Car Crashes and Other Sad Stories
Text by Jennifer Dumas
Photos by Mell Kilpatrick

This is the perfect book for the ambulance chaser in all of us: a collection of car crash photos from the 40′s and 50′s. There’s something deeply tragic about these stark black and white images of destruction. It’s fascinating to try and piece together these shattered lives from the scant clues available – the letters strewn beside a well-dressed corpse, the cans of beer strewn from an overturned and demolished car – or, if you’re morbid like moi, you might try and figure out exactly how the bodies came to lie in those odd positions. Of course, in these days prior to seat belts, bodies flew every which way, so the variations are really quite amazing.
More ghastly books available from The Library Eclectica‘s Ghastly Gore aisle.
On a similar tip to the _Car Crashes_ book, have you ever seen Negativland’s book/CD _Deathsentences of the Polished & Structurally Weak_? It’s one of my favorite things they’ve ever done, and, well, I just about adore almost everything they’ve ever done. The CD isn’t the thrust of the project — though it’s not bad, it’s not sample-based, and really noisy, so something different than you’d expect from them — the book is.

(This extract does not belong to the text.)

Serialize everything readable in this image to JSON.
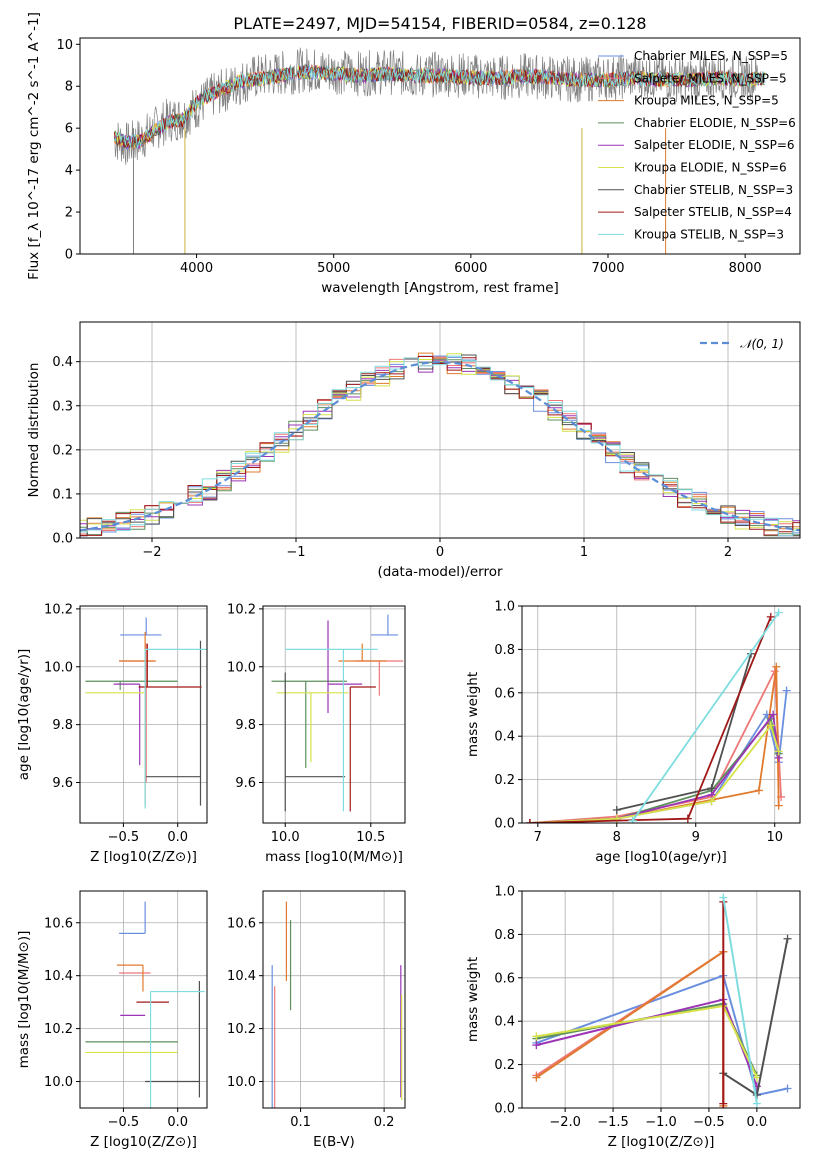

The book is a collection of photos; they went to junk yards, and took photographs of car wrecks, then looked in the wrecks for detritus of their previous owners. The layout is the car on the left page of the spread, the item on the right, along with a transcription of what it says (as random people’s handwriting is often hard enough to read when it’s not on crumpled paper taken from old, wrecked cars). It’s REALLY cool — I highly recommend checking it out.
I have a book called “Death Scenes: A Homicide Detective’s Scrapbook,” which is a facsimile copy of a VERY gruesome photo album kept by a Los Angeles detective during the late 1940s – mid 1950s. Quite fascinating, but profoundly disturbing (esp. the pictures of dead children). Anyway, there are a number of car wreck photos in it, including at least one in which the driver was decapitated. Apparently this was not uncommon in the days before seatbelts. The head or heads in all photos are “standing” in the road — that is, the stump of the neck is on the ground. It looks almost as though the victim were buried up to the neck in asphalt. This has led me to wonder if a freely-tumbling severed head has a tendency to land right-side up…? Does anyone have data on this? As a writer who sometimes writes horror, this would be a useful gruesome fact to know.
Additional images, recently discovered Kilpatrick images and article (Weegee of the West)
http://dulltooldimbulb.blogspot.com/2009/08/mell-kilpatrick-weegee-of-west-and.html
@Jim Thank you for sharing this. I just added it as a main post so no one would miss it!
@Nicholas Dollak Death Scenes is another amazing book – one of my favorites – and I am well aware of the photo you mention. However, I can’t say that I am aware of a study to that effect. Perhaps you should start one?
@Rev. Syung Myung Me This sounds awesome. I will have to post this on the main page too. Thank you for sharing this.